Regards sur les Outre-mer avec Isabelle Giordano, déléguée générale de la Fondation BNP Paribas

Regards sur les Outre-mer avec Isabelle Giordano, déléguée générale de la Fondation BNP Paribas

Journalistes, écrivains, personnalités du monde audiovisuel, influenceurs, figures de la société civile, sportifs, médecins, bénévoles... Ils viennent de tous horizons et partagent un lien profond avec les Outre-mer. À travers la série Regards des Outre-mer, Outremers 360 vous invite à explorer les parcours inspirants de ces personnalités, qui, par leur engagement et leur talent, incarnent la richesse et la diversité de nos territoires et contribuent à la compréhension de ce qu'est véritablement l'archipel France. 

Cette semaine, Outremers 360 a rencontré Isabelle Giordano, une femme à la carrière remarquable qui incarne l’engagement pour la culture, la diversité et la mixité sociale. D'origine italienne et guadeloupéenne, elle évoque avec humour le « choc des spaghettis et des accras de morue », témoignant ainsi de sa richesse culturelle. En tant que journaliste et ancienne directrice d’UniFrance, Isabelle Giordano a toujours été une ardente défenseure de la diversité dans les médias et le monde culturel, un combat qui trouve tout son sens face aux problématiques d’Outre-mer, souvent négligées dans ces domaines.

Actuellement déléguée générale de la Fondation BNP Paribas et présidente du comité Pass Culture, elle dirige également l’association Cinéma Pour Tous, intégrée au collectif L’Ascenseur. Son parcours témoigne de son profond désir de partage et de transmission. Au cours de notre échange, Isabelle Giordano a partagé sa vision inspirante et ses convictions sur le rôle essentiel de la culture et de l'éducation dans la transformation de notre société.

Isabelle Giordano ©Fondation BNP Paribas

La voix de la diversité

Lorsqu’on interroge Isabelle Giordano sur son parcours, elle ne manque pas d’humour et se qualifie d’« institutrice ratée ». Pourtant, son chemin est véritablement marqué par une volonté profonde de transmission : « Le fil rouge de tous ces différents métiers que j’ai pu exercer, c'est certainement l'envie de transmettre », confie-t-elle. Convaincue que l’éducation est le meilleur levier pour transformer la société, elle a également œuvré pour promouvoir le cinéma français à l’étranger. Aujourd'hui, elle occupe le rôle de mécène à la Fondation BNP Paribas, un poste qu'elle considère comme essentiel dans la lutte contre les inégalités sociales. Pour elle, « essayer d'avoir un effet de transformation pour améliorer le quotidien des individus » est une priorité indiscutable.
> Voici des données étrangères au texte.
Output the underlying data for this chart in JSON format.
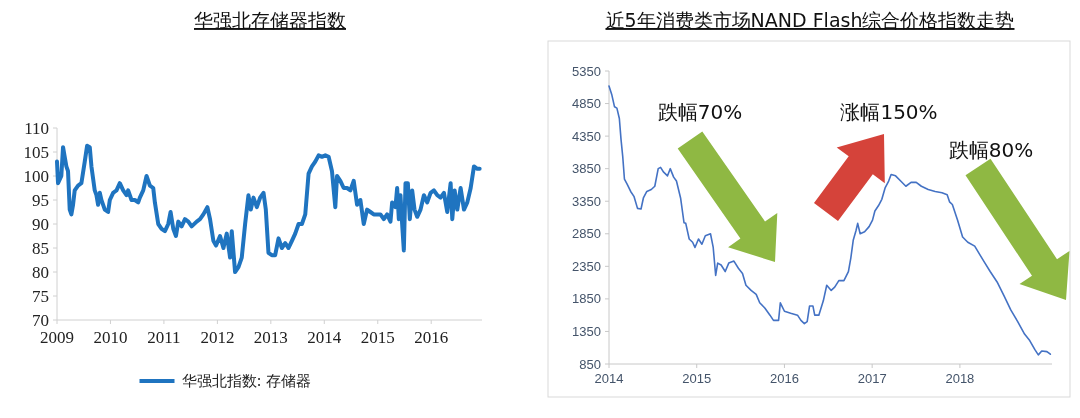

Isabelle Giordano insiste sur l’importance de la diversité, la percevant comme un moteur essentiel du progrès social. « Il y a plus de créativité dans le milieu artistique, plus de cohésion sociale dans les quartiers, et plus de performance dans les entreprises quand il y a de la diversité et de la mixité sociale », explique-t-elle, mettant en avant les effets bénéfiques de ces facteurs sur notre société. Dans cette optique, elle a fondé l’association Cinéma Pour Tous, qui vise à faire découvrir le septième art à ceux qui y ont peu accès, notamment dans les quartiers défavorisés. Elle partage avec enthousiasme les résultats de son initiative : « Je vois à chaque fois les bénéfices de ce brassage, de ce mélange et surtout de l'accès à la culture et au savoir chez les jeunes. Ça leur ouvre des fenêtres, des horizons, ça ouvre l'esprit d'une manière absolument incroyable. » Pour elle, le pouvoir de la culture est immense et constitue la pierre angulaire de ses engagements depuis plus de trente ans.

Son action ne se limite pas à la promotion de la culture. Isabelle Giordano a toujours cherché à donner une voix aux diversités, que ce soit à la radio ou à la télévision. Elle souligne l'importance d’une couverture médiatique complète de l'actualité des Outre-mer et déplore la représentation limitée accordée aux succès des Outre-mer, souvent évoqués uniquement en période de crise. « On en parle quand ça va mal, lors des grèves ou pour calculer le nombre de bénéficiaires du RSA. Mais quand il y a des réussites, que ce soient des entreprises ou des jeunes qui se démarquent, je m'étonne qu’on n’en parle pas davantage », conclut-elle, soulignant ainsi la nécessité de mettre en lumière les initiatives positives qui émergent de ces territoires.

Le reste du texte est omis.